Yes, you can find out the beginning of an arbitrary pointer's memory 
block. But that isn't a cheap operation.

>> 6) The wrapper object will mean that all pointers will need to be
>> double-dereferenced to access the data.
> 
> => 5.)

Finding the start of the memory chunk will be several times more 
expensive than the double indirect.

>> 7) Fixing the compiler to hide all this stuff from the programmer will
>> make it difficult to interface cleanly with C.
> 
> hm, ok. Here is some more manual work necessary.
> If you give the last reference to a C lib, isn't this a problem for the
> MS GC also?

I don't know anything about the MS GC.

>> 8) Ref counting can fragment the heap thereby consuming more memory just
>> like the gc can, though the gc typically will consume more memory overall.
> 
> Isn't the actual GC implementation also fragmenting the heap?

Yes. malloc will fragment the heap, too.
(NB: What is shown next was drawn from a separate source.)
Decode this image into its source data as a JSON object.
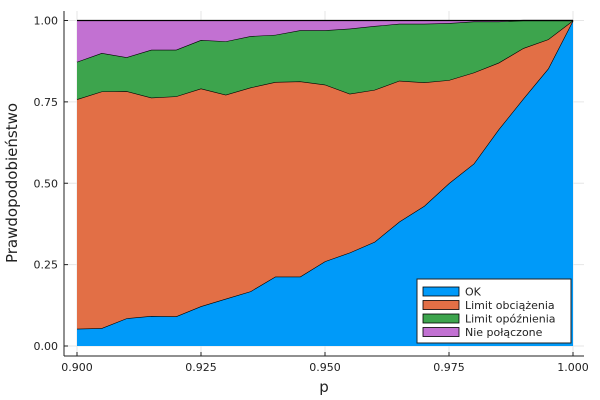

But only GC has the hope of 
doing compaction.

> But I don't have any idea to this issue.
> 
>> 9) Ref counting does not eliminated latency problems, it just reduces them.
> 
> Where do you mean is the latency with RC? The collecting work is done in
> the smallest pieces all the time. Only the allocation of new memory
> needs an unbound time to complete.

That's the same with gc. Only upon an allocation is the time unbound.

> But it does not need to stop all
> other threads. e.g. hardware interrupts don't need to be disabled.

GC doesn't require disabling hardware interrupts. It does not need to 
stop any threads that do not hold references to GC allocated data.

>> The proposed C++ shared_ptr<>, which implements ref counting, suffers
>> from all these faults. I haven't seen a heads up benchmark of
>> shared_ptr<> vs mark/sweep, but I wouldn't be surprised if shared_ptr<>
>> turned out to be a significant loser in terms of both performance and
>> memory consumption.
>>
>> That said, I'd like for D to optionally support some form of ref
>> counting, as rc is better for managing scarce resources like file handles.
> 
> As I said, I would be happy to be able to switch the whole runtime
> system to RC. If I would loose 50% performance this is acceptable for me
> if I get latency < 100us.

Latency cannot be guaranteed even with malloc().

I don't know what constraints you have on the system you're developing. 
But when I've written real time interrupt code, the ISRs were written to 
not make any OS calls or any allocations. All they'd do is just gather 
data and post it to a FIFO buffer. A non-realtime thread would then pull 
the data out of the buffer and process it. The system would work without 
dropping data as long as the average (not maximum) processing time per 
datum was less than the data acquisition rate.